There are no dry slides in my shop. I'm very religious about lubrication, especially boundary lubrication. In my shop, Vactra comes in 5 gallon pails and Velocide in 15 gallon drums.

I'm a grease junkie. I bought a Lincoln air greaser that fits on a 55 gallon drum and 150 feet of grease hose so I can grease my ag equipment everythime I use it and not with cheap clay based grease either. I use a teflon fortified full synthetic HP grease from Lubrication Engineers. It costs plenty but grease is cheap compared to......

the shop I came out of had oilers that were assigned a set of machines to check. Over a week they would end up checking a hundred or so machines (maybe more), plus they also did the geasing and P.M. as well.

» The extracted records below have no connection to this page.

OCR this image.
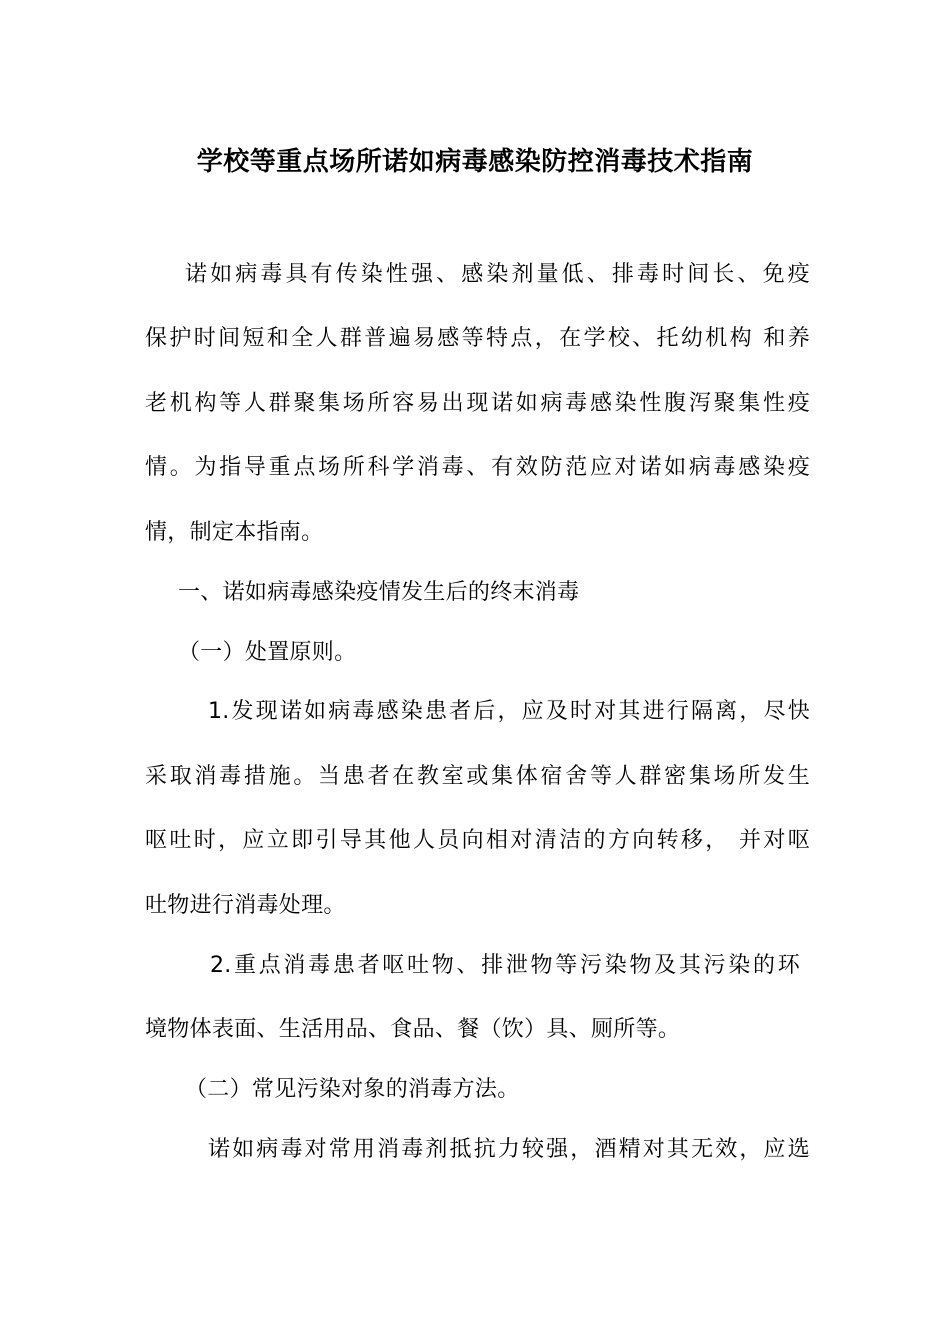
学校等重点场所诺如病毒感染防控消毒技术指南
诺如病毒具有传染性强、感染剂量低、排毒时间长、免疫
保护时间短和全人群普遍易感等特点，在学校、托幼机构 和养
老机构等人群聚集场所容易出现诺如病毒感染性腹泻聚集性疫
情。为指导重点场所科学消毒、有效防范应对诺如病毒感染疫
情，制定本指南。
一、诺如病毒感染疫情发生后的终末消毒
（一）处置原则。
1.发现诺如病毒感染患者后，应及时对其进行隔离，尽快
采取消毒措施。当患者在教室或集体宿舍等人群密集场所发生
呕吐时，应立即引导其他人员向相对清洁的方向转移， 并对呕
吐物进行消毒处理。
2.重点消毒患者呕吐物、排泄物等污染物及其污染的环
境物体表面、生活用品、食品、餐（饮）具、厕所等。
（二）常见污染对象的消毒方法。
诺如病毒对常用消毒剂抵抗力较强，酒精对其无效，应选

Normally they would trade off the grease work, and that had a guy climbing all over a machine. Usually got done on weekends when it was idol. He had a truck that must have had thirty different kinds of grease plus several small grease guns

With todays 10K spindles we've found that too much lube is as bad as not enough. Next to dirt, heat is the killer of ball bearings 80% of the time. Probably the best lube system for ball bearings (high speed setups) was the old spray mist systems (now outlawed) Best setups I ever was around used oil injectors that literally put a drop of oil in a certain location at certain intervals. For way lube, I still prefer the good old Trabon systems. I was always guilty of installing way too many prox switches on lube systems to help a guy trouble shoot a lube fault. They'd bitch about spending an extra six to eight hundred dollars, but never whine when they guy fixed it in minutes instead of hours at $350K an hour. The one that used to drive me nuts was the chill setups for bearing packs. They get a leak in those copper lines, and the pressure is so low that most of the time you can't see or feel it. Hydra Ribs used to scare me to death, but after doing a dozen or so I could do them almost blind folded. Ceramic ball bearing packs still give me the chills, as there's zero room for error. And if you do mess up you just spent a slick $10K. Ever work around silver alloy bearing packs like they use in grinders? They are fairly easy to do, but seem to take forever to get them right.